Itaipava, Petrópolis – 15 de outubro de 2012.

sábado, 13 de outubro de 2012

HEMINGWAY REVISITADO




Aquele que imaginar uma resenha ousada sobre Ernest Hemingway ou uma obra dele nas próximas linhas mude o espírito da leitura.

Ainda não li uma obra inteira dele senão comentários e artigos. Vi também alguns documentários sobre vida e obras. Isso já seria suficiente para algumas palavras, mas não seriam tão aprofundadas como gostaria de escrever numa crônica. Hemingway é um dos escritores a quem devo ler. A ele e a outros mil.

Um dia, afanei emprestado lá do serviço uma biografia dele, escrito por Carlos Baker; versão pocket book, tamanho político/banqueiro, ou seja, bem grossa (explicação desnecessária). No intuito de devolver rapidamente o livro à instituição, decidi acabar com o livro rapidamente.

Consegui ler boa quase-centena de páginas, mas a vida corrida da atual modernidade pós-moderna da contemporaneidade nos impele a outras demais atividades que não uma leitura daquilo que o indivíduo de nossa era pensa em terminar; fenômeno este mais conhecido como “A preguiça sobre as leituras descompromissadas: difusões e infusões da antiga Grécia à transição do século XX para o XXI”.

Entretanto, o Inconsciente, este nosso ambivalente companheiro, que concomitantemente não cansa de nos pregar peças nos ajudar a descobrirmos a nós mesmos, armou uma para cima de mim.

Resolvi devolvê-lo. Tornei-me irredutível. Larguei o livro na minha escrivaninha, liguei o meu grande MP3 (laptop). Passava das onze da noite. Variava entre uma palavra cruzada e uma partida de Mah-Jong no (agora) laptop, para chamar o sono que andava por perto. Escolhi umas músicas do The Cult, Metallica e AC/DC, pus no aleatório (em português, random) e deixei rolar. Depois de Hells Bells, do AC/DC, veio For Whom the Bells Tolls (Por quem os sinos dobram?), do Metallica.

Foi um sinal. 

Mas não soube o que fazer, como reagir a esse sinal. Achei que depois de ter ouvido a sequência, ou mesmo um pouco antes, deveria voltar à leitura, ainda que por alguns minutos antes de dormir. Assim o fiz. Só que nas páginas que lia havia muitas palavras que não entendia. A preguiça de pegar o dicionário (Cambridge Bloody Fucker Dictionary of English & Culture) mais vezes que o próprio livro aumenta quando estamos deitados. Desse modo, dormi.

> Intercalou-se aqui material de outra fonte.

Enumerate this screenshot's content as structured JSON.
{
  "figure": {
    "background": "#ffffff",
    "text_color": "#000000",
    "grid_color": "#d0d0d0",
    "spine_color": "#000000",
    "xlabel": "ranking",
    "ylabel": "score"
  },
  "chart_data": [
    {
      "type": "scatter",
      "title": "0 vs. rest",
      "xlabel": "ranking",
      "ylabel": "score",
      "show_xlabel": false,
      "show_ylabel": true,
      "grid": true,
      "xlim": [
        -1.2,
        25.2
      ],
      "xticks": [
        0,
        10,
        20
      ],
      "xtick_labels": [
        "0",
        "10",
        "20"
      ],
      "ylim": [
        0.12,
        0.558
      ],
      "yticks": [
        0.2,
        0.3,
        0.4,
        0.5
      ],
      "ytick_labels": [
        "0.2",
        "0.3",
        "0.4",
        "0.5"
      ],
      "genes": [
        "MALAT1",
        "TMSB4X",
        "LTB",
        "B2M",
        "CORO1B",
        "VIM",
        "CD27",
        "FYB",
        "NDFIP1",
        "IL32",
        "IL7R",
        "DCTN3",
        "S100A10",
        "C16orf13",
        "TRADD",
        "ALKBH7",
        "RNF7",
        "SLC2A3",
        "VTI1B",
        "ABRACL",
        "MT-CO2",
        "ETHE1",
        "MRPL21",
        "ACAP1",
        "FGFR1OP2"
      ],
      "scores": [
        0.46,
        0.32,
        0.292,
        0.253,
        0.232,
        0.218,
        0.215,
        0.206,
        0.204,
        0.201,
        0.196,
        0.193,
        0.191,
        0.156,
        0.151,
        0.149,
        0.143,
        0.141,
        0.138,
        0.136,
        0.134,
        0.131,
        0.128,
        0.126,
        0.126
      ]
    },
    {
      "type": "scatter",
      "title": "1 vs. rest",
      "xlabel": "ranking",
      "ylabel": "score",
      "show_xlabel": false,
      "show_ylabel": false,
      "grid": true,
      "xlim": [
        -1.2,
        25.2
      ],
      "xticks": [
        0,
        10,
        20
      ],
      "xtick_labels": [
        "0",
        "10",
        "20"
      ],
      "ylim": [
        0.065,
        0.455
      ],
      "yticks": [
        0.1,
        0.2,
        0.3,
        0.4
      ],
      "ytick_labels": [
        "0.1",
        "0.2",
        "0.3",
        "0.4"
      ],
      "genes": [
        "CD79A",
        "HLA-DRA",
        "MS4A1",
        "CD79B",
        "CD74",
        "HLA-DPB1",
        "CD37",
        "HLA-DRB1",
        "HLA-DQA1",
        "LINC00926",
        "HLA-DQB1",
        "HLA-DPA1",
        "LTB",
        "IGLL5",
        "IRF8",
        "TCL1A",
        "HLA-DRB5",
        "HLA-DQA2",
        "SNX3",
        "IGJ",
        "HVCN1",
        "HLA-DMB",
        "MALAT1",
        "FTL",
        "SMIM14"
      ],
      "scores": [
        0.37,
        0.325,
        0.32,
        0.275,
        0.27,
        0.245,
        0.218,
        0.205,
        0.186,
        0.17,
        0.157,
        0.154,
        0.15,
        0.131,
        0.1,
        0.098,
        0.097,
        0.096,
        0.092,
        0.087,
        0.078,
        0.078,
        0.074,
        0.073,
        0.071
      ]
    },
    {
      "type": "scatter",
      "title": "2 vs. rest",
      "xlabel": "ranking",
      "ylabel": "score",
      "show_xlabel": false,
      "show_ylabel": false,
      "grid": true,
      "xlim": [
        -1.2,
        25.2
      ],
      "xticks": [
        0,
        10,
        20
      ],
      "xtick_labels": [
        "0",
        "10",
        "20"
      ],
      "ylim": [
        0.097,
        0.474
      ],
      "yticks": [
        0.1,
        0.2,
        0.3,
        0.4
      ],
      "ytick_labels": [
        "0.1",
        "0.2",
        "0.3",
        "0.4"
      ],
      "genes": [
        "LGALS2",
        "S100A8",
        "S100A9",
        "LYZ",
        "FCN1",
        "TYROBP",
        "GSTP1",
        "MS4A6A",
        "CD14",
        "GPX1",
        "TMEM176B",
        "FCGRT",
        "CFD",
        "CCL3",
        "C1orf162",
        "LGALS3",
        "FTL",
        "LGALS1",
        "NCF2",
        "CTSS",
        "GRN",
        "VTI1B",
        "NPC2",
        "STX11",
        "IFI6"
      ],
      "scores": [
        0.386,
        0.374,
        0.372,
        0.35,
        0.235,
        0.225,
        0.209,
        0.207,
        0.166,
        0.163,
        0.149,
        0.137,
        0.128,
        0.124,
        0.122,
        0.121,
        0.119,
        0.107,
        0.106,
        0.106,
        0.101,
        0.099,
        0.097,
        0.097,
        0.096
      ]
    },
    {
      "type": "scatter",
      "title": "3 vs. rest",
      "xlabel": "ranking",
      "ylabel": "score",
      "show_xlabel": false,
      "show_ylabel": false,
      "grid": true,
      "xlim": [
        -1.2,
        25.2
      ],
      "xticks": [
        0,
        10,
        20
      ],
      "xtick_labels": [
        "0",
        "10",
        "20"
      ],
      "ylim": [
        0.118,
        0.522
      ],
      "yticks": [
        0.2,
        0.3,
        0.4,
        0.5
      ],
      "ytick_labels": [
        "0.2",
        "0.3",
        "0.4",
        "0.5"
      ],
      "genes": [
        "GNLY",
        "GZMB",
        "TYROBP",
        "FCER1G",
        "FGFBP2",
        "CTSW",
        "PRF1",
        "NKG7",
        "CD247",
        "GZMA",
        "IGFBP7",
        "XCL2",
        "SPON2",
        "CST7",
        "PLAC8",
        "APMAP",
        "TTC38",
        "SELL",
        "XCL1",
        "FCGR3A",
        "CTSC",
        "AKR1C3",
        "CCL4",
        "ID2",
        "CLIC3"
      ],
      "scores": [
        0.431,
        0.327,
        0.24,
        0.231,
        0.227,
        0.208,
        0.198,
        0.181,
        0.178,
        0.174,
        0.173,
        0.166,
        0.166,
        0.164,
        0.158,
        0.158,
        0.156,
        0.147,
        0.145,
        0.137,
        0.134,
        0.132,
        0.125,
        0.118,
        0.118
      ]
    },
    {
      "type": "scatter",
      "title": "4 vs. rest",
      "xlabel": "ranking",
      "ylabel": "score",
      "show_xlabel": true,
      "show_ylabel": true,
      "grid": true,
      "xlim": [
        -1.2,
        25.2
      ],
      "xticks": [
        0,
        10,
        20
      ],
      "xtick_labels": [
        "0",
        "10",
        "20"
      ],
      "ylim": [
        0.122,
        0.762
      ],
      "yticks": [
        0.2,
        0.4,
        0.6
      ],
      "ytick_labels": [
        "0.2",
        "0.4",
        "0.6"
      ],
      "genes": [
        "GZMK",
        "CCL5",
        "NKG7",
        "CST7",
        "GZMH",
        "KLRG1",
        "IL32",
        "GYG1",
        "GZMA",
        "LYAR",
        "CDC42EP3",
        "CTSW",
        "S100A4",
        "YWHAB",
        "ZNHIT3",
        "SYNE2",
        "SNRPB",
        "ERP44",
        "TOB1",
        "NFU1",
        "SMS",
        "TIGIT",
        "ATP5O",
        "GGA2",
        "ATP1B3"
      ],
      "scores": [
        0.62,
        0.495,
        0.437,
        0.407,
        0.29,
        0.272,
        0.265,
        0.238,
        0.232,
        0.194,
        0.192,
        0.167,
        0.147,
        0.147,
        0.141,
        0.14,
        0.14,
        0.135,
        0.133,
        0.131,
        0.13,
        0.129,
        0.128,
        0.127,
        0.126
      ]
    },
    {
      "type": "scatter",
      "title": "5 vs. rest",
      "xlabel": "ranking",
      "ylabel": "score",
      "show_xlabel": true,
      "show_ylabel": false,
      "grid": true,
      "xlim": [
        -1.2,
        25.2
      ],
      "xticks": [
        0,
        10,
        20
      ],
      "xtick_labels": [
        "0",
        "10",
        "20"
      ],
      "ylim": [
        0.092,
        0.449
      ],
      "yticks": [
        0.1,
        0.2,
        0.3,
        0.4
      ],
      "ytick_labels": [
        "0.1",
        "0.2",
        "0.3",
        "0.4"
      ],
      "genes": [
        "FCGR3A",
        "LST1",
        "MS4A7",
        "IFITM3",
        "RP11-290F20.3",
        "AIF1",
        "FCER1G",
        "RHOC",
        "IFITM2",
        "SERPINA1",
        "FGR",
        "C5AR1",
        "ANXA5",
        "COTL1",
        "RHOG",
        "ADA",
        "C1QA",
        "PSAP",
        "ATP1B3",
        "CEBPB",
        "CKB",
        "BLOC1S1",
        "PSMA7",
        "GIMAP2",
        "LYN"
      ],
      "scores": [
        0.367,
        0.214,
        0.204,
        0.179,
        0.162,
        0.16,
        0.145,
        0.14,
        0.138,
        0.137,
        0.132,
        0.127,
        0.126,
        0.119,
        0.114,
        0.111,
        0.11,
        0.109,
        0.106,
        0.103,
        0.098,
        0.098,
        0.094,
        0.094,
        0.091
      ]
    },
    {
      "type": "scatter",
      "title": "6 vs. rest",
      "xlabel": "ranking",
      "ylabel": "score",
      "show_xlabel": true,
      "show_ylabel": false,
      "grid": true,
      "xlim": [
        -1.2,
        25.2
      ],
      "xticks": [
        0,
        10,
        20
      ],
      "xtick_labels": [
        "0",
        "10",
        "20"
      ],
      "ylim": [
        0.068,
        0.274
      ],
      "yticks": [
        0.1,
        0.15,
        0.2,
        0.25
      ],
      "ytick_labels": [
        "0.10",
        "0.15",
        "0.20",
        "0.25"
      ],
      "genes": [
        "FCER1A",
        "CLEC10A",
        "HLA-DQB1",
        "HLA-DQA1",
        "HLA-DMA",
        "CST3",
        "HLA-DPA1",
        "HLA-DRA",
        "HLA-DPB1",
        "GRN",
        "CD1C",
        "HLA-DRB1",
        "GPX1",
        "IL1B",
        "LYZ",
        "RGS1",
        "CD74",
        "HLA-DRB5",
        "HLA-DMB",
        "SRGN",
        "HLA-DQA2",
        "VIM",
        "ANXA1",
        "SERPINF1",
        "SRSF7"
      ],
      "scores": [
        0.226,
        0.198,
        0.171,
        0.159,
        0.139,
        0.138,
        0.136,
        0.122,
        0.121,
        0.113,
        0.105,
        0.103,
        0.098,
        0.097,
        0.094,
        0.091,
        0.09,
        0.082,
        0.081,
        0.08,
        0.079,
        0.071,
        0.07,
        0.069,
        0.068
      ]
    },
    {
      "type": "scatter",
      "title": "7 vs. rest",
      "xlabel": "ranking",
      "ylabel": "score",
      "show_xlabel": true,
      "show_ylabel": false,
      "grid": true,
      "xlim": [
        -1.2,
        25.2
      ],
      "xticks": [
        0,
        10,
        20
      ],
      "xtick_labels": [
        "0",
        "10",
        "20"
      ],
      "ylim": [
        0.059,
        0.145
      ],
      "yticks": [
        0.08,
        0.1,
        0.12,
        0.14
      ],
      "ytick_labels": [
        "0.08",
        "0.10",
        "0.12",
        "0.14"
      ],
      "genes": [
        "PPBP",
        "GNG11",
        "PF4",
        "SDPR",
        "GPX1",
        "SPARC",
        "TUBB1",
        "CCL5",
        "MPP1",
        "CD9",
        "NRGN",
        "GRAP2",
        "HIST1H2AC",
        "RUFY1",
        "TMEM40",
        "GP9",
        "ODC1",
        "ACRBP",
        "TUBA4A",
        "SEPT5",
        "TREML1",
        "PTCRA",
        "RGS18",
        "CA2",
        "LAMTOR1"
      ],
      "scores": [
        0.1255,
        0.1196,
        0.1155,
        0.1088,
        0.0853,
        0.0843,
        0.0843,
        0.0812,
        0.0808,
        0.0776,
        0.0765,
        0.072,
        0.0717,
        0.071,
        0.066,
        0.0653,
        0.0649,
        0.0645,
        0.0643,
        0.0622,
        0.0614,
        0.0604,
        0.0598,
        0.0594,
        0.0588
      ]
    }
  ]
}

Lá pelo meio da noite, subi na varanda de um bar. Luzes espalhadas pelas paredes em terracota ou cor de laranja. Um poste iluminava ninguém mais, ninguém menos que ele: o Ernest. Ele estava compenetrado ao folhear pequenos papeis em cores fluorescentes. Olhava algumas figuras, escrevia pequenas frases; poemas? Caramba, vejo o grande escritor na fase de criação, de produção!  
- Ernest, é você? - Indaguei-lhe.
Ele apenas levantou os olhos com uma cara de Orson Welles, inclinou um pouco mais a cabeça e me disse.
- Vamos, garoto, pegue uma cadeira e me ajude aqui. Quer cerveja?
Não respondi, apenas tentei ir para a mesa e, ansioso, não sabia se falava em inglês ou em português, por mais que ele já tivesse se comunicado em português, com timbre de dubladores da Herbert Richards, AIC-São Paulo ou DKS. Jogou para mim duas ou três folhas coloridas daquelas. Tinham fotos de drinques como daiquiris, mojitos, sangrias etc. Um garçom ultra bem vestido, parecia com o personagem de charges Amigo-da-Onça, me entrega um whisky. Ele continuava com a birita dele, intacta, e compenetrado.
- Quero lançar um livro das melhores receitas de daiquiris, ajude-me a escolher umas boas aí, rapaz.
- Claro.
Enquanto olhava aquelas receitas, comecei a achar aquilo meio besta. Estava na mesma mesa que Ernest! Pô, vamos trocar uma ideia em vez de fazer essa triagem de cangibrinas. nsei isso, mas falei:
- Pô, Ernest! Cara, me conta aí das suas paradas, de seus escritos, seus perrengues lá na Guerra Civil espanhola.
- Tudo bem garoto, vou lhe falar: está tudo escrito.

Quando acordei, honrado por ter tomado um esporro didático do Ernest, o mínimo que devia fazer era continuar a ler. Voltei a dormir, no entanto, na tentativa de voltar ao bar onde estava o Ernest para inventar uma desculpa e promessa de leitura.
Nunca mais o li, embora esteja lá, na minha cabeceira. junto com o "O velho e o Mar", que surrupiei emprestado da casa de meus pais.

Itaipava, Petrópolis – 13 de outubro de 2012.